Honeybees are one of the most efficient providers of crucial pollination services essential to enhancing agricultural yield and ensuring human food security. Through their pollination services, bees create a mutually beneficial relationship between the poor beekeepers who provide bees for pollination and get paid, and the rich orchard owners who pay for the pollination service and receive higher yield and quality of fruits and seeds. Furthermore, bees also provide by-products rich in nutrition and health benefits such as honey, beeswax, pollen, which, when marketed well, can further increase household income. As the diversity and abundance of naturally occurring pollinator declines, the role of domesticated honeybees is becoming increasingly important...
Aim and objective
The bees and pollination component aims to enhance the resilience of mountain people to manage the effects of socioeconomic and climate change. The objective is to improve income and food security of the mountain women and men by promoting bees for pollination services and value chains of bee products through individual and institutional capacity building, knowledge partnership, and regional cooperation.

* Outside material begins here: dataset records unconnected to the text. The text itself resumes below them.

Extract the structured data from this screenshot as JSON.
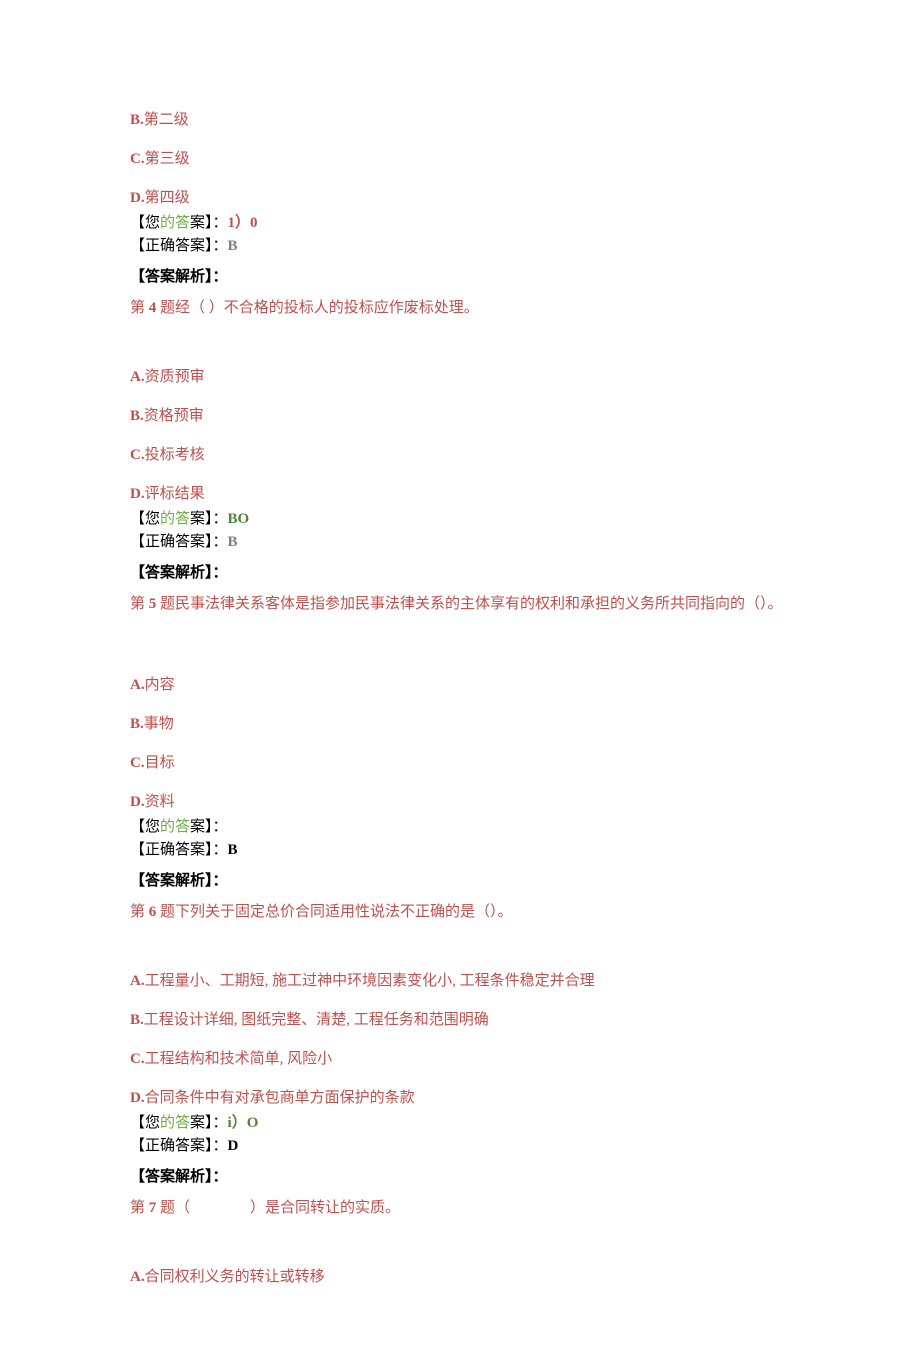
{
  "q3_tail": {
    "optB": {
      "letter": "B.",
      "text": "第二级"
    },
    "optC": {
      "letter": "C.",
      "text": "第三级"
    },
    "optD": {
      "letter": "D.",
      "text": "第四级"
    },
    "yourLabelPre": "【您",
    "yourLabelGreen": "的答",
    "yourLabelPost": "案】：",
    "yourVal": "1）0",
    "correctLabel": "【正确答案】：",
    "correctVal": "B",
    "analysisLabel": "【答案解析】："
  },
  "q4": {
    "qLabel": "第 4 题",
    "qText": "经（ ）不合格的投标人的投标应作废标处理。",
    "optA": {
      "letter": "A.",
      "text": "资质预审"
    },
    "optB": {
      "letter": "B.",
      "text": "资格预审"
    },
    "optC": {
      "letter": "C.",
      "text": "投标考核"
    },
    "optD": {
      "letter": "D.",
      "text": "评标结果"
    },
    "yourLabelPre": "【您",
    "yourLabelGreen": "的答",
    "yourLabelPost": "案】：",
    "yourVal": "BO",
    "correctLabel": "【正确答案】：",
    "correctVal": "B",
    "analysisLabel": "【答案解析】："
  },
  "q5": {
    "qLabel": "第 5 题",
    "qText": "民事法律关系客体是指参加民事法律关系的主体享有的权利和承担的义务所共同指向的（）。",
    "optA": {
      "letter": "A.",
      "text": "内容"
    },
    "optB": {
      "letter": "B.",
      "text": "事物"
    },
    "optC": {
      "letter": "C.",
      "text": "目标"
    },
    "optD": {
      "letter": "D.",
      "text": "资料"
    },
    "yourLabelPre": "【您",
    "yourLabelGreen": "的答",
    "yourLabelPost": "案】：",
    "yourVal": "",
    "correctLabel": "【正确答案】：",
    "correctVal": "B",
    "analysisLabel": "【答案解析】："
  },
  "q6": {
    "qLabel": "第 6 题",
    "qText": "下列关于固定总价合同适用性说法不正确的是（）。",
    "optA": {
      "letter": "A.",
      "text": "工程量小、工期短, 施工过神中环境因素变化小, 工程条件稳定并合理"
    },
    "optB": {
      "letter": "B.",
      "text": "工程设计详细, 图纸完整、清楚, 工程任务和范围明确"
    },
    "optC": {
      "letter": "C.",
      "text": "工程结构和技术简单, 风险小"
    },
    "optD": {
      "letter": "D.",
      "text": "合同条件中有对承包商单方面保护的条款"
    },
    "yourLabelPre": "【您",
    "yourLabelGreen": "的答",
    "yourLabelPost": "案】：",
    "yourVal": "i）O",
    "correctLabel": "【正确答案】：",
    "correctVal": "D",
    "analysisLabel": "【答案解析】："
  },
  "q7": {
    "qLabel": "第 7 题",
    "qText": "（　　　　）是合同转让的实质。",
    "optA": {
      "letter": "A.",
      "text": "合同权利义务的转让或转移"
    }
  }
}
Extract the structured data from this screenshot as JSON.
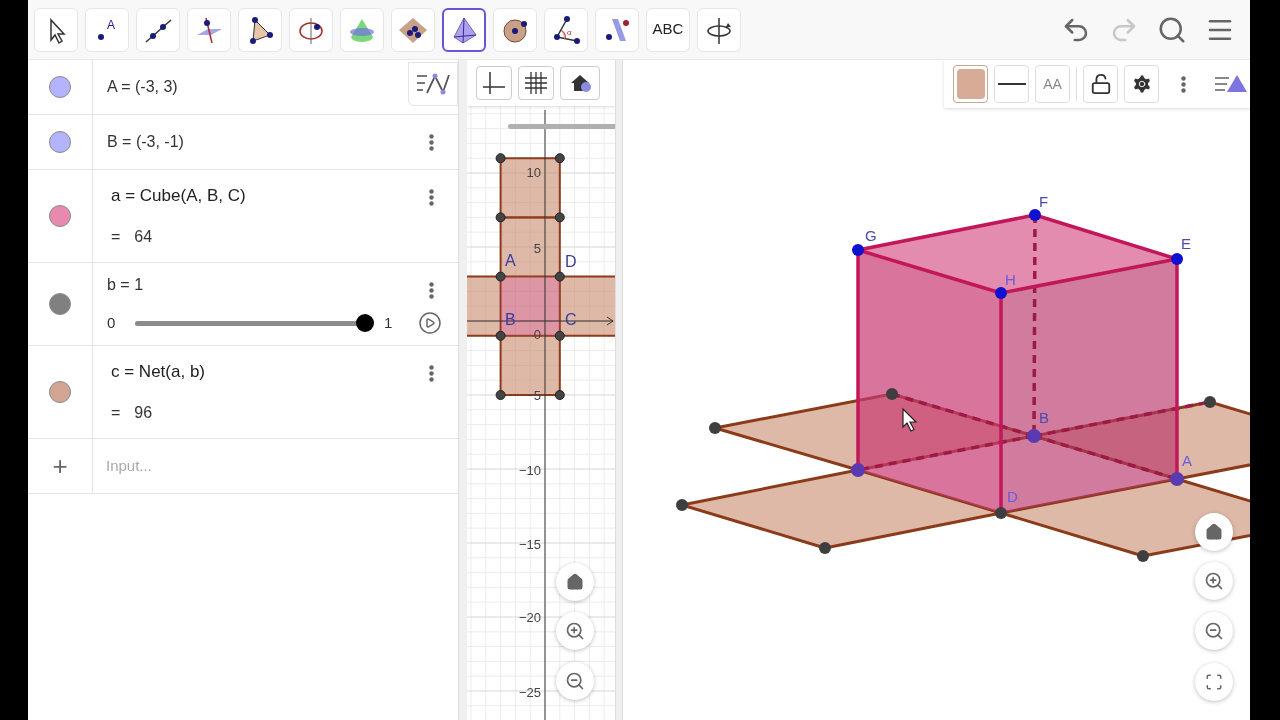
{
  "toolbar": {
    "tools": [
      {
        "kind": "move",
        "selected": false
      },
      {
        "kind": "point",
        "label": "A",
        "selected": false
      },
      {
        "kind": "line",
        "selected": false
      },
      {
        "kind": "perpendicular",
        "selected": false
      },
      {
        "kind": "polygon",
        "selected": false
      },
      {
        "kind": "circle-axis",
        "selected": false
      },
      {
        "kind": "cone",
        "selected": false
      },
      {
        "kind": "plane",
        "selected": false
      },
      {
        "kind": "pyramid",
        "selected": true
      },
      {
        "kind": "sphere",
        "selected": false
      },
      {
        "kind": "angle",
        "label": "α",
        "selected": false
      },
      {
        "kind": "reflect",
        "selected": false
      },
      {
        "kind": "text",
        "label": "ABC",
        "selected": false
      },
      {
        "kind": "rotate",
        "selected": false
      }
    ],
    "actions": [
      {
        "kind": "undo",
        "disabled": false
      },
      {
        "kind": "redo",
        "disabled": true
      },
      {
        "kind": "search",
        "disabled": false
      },
      {
        "kind": "menu",
        "disabled": false
      }
    ]
  },
  "algebra": {
    "items": [
      {
        "kind": "point",
        "color": "#b3b3ff",
        "definition": "A = (-3, 3)",
        "menu_button": false
      },
      {
        "kind": "point",
        "color": "#b3b3ff",
        "definition": "B = (-3, -1)",
        "menu_button": true
      },
      {
        "kind": "expression",
        "color": "#e88ab0",
        "definition": "a = Cube(A, B, C)",
        "result_sign": "=",
        "result": "64",
        "menu_button": true
      },
      {
        "kind": "slider",
        "color": "#808080",
        "definition": "b = 1",
        "min": "0",
        "max": "1",
        "level": 1,
        "menu_button": true
      },
      {
        "kind": "expression",
        "color": "#d3a693",
        "definition": "c = Net(a, b)",
        "result_sign": "=",
        "result": "96",
        "menu_button": true
      }
    ],
    "input": {
      "plus": "+",
      "placeholder": "Input..."
    }
  },
  "graphics_2d": {
    "tick_labels": [
      "10",
      "5",
      "0",
      "−5",
      "−10",
      "−15",
      "−20",
      "−25"
    ],
    "point_labels": [
      "A",
      "D",
      "B",
      "C"
    ]
  },
  "graphics_3d": {
    "style_bar": {
      "text_style": "AA"
    },
    "point_labels": [
      "G",
      "F",
      "E",
      "H",
      "B",
      "A",
      "D"
    ]
  }
}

Beekeeping with Apis cerana is a common practice among the pilot households in Taplejung district of Nepal. Over one-third of the households are engaged in this enterprise. Each household has 2–20 colonies of bees in traditional fixed comb log and wall hives. They produce 5–50 kg of honey each. The area has flora necessary for honeybees to survive and produce honey. Leucosceptrum canum (bhusure or gurmis), Eurya accuminata (wild osmanthus), Englehardtia spicata (bandre), and Prunus cerasoides (wild cherry) are the main sources of honey.